Mój przypadek

Nie mam diagnozy.

Moderatorzy: Anette28, Moderatorzy

ODPOWIEDZ
masterdark
Początkujący ✽✽
Posty: 258
Rejestracja: 24 wrz 2018, 14:04
Choroba: w trakcie diagnozy
województwo: śląskie

Re: Mój przypadek

Post autor: masterdark » 20 wrz 2019, 12:19

Waga stoi na razie w miejscu

Wróciłem od gastrologa, "mistrz" po prostu. Powiedział, że z utrudnieniami w oddawaniu stolca i nocnymi bólami brzucha muszę żyć do końca, a na biegunki przepisał lek nasilający ból brzucha i problemy z oddaniem stolca. Kto takim [treść ocenzurowana] nadaje prawo do wykonywania zawodu. Ten gastrolog stanowi zagrożenie dla innych, w "pośredni" oczywiście sposób, no ale stanowi.

U następnego gastrologa pewnie będę kwiecień/maj (jak dotrwam)

Nie mogę pójść do pracy, bo jestem "zakładnikiem" toalety, w efekcie nie zrobię badań prywatnie, a w efekcie nie mogę się leczyć, by móc pójść do pracy.

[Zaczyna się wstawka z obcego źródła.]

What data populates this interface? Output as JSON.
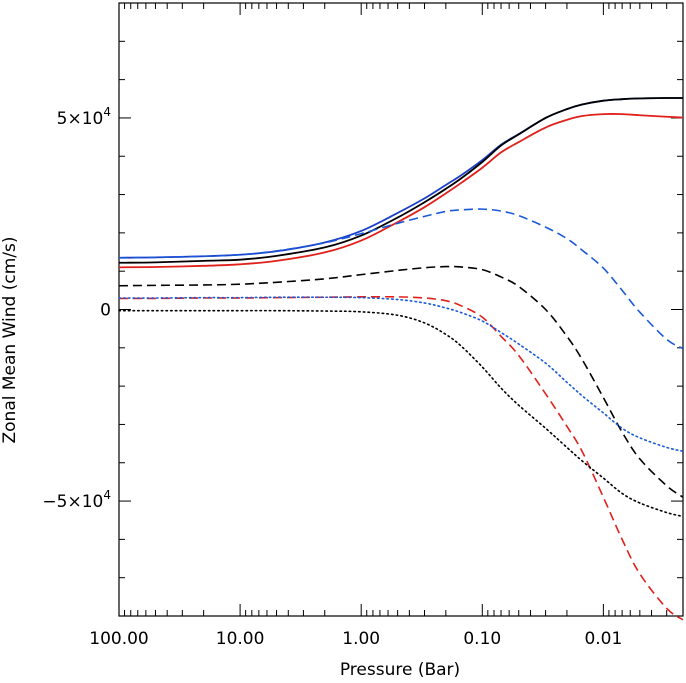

Teoretycznie najlepiej byłoby iść do polecanej poradni, ale terminy takie, że prędzej można kopnąć w kalendarz niż dożyć wizyty. Z medycznego punktu widzenia mógłbym mieć skierowanie na pilne, ale z "urzędowego" nie. Trochę czymś innym są kryteria medyczne, a czymś innym "urzędowe" i liczą się w praktyce te "urzędowe" (dowiadywałem się kiedyś).

masterdark
Początkujący ✽✽
Posty: 258
Rejestracja: 24 wrz 2018, 14:04
Choroba: w trakcie diagnozy
województwo: śląskie

Re: Mój przypadek

Post autor: masterdark » 24 wrz 2019, 00:50

Aktualne podsumowanie:

- "ropośluzobiegunki" - kilka godzin dziennie w toalecie, ograniczona zdolność do wychodzenia z domu, a także do funkcjonowania w domu; brak możliwości szukania pracy
- spadek wagi o 6 kg; BMI z 18,3 na 16,4, który prawdopodobnie nastąpił na przełomie końca sierpnia i pierwszej połowy września
- przyblokowane wydalanie biegunki (wymagane przyjmowanie zmiennych pozycji) na przemian ze swobodnym jej wydalaniem
- rzadko nocne bóle brzucha
- lekarze:
lekarz 1 (prywatnie) - rozważanie crohn/bakteryjne zapalenie żołądka i jelit/gruźlica żołądka i jelit
lekarz 2 (prywatnie) - ibs
lekarz 1 (nfz) - ibs + "nie jest pan zdrowy, ale ileum terminale to nie moja sprawa"
lekarz 2 (nfz) - "a męcz się pan, mam gdzieś, co panu jest"
(to nie są konkretne cytaty wypowiedzi, lecz ogólny przekaz lekarza)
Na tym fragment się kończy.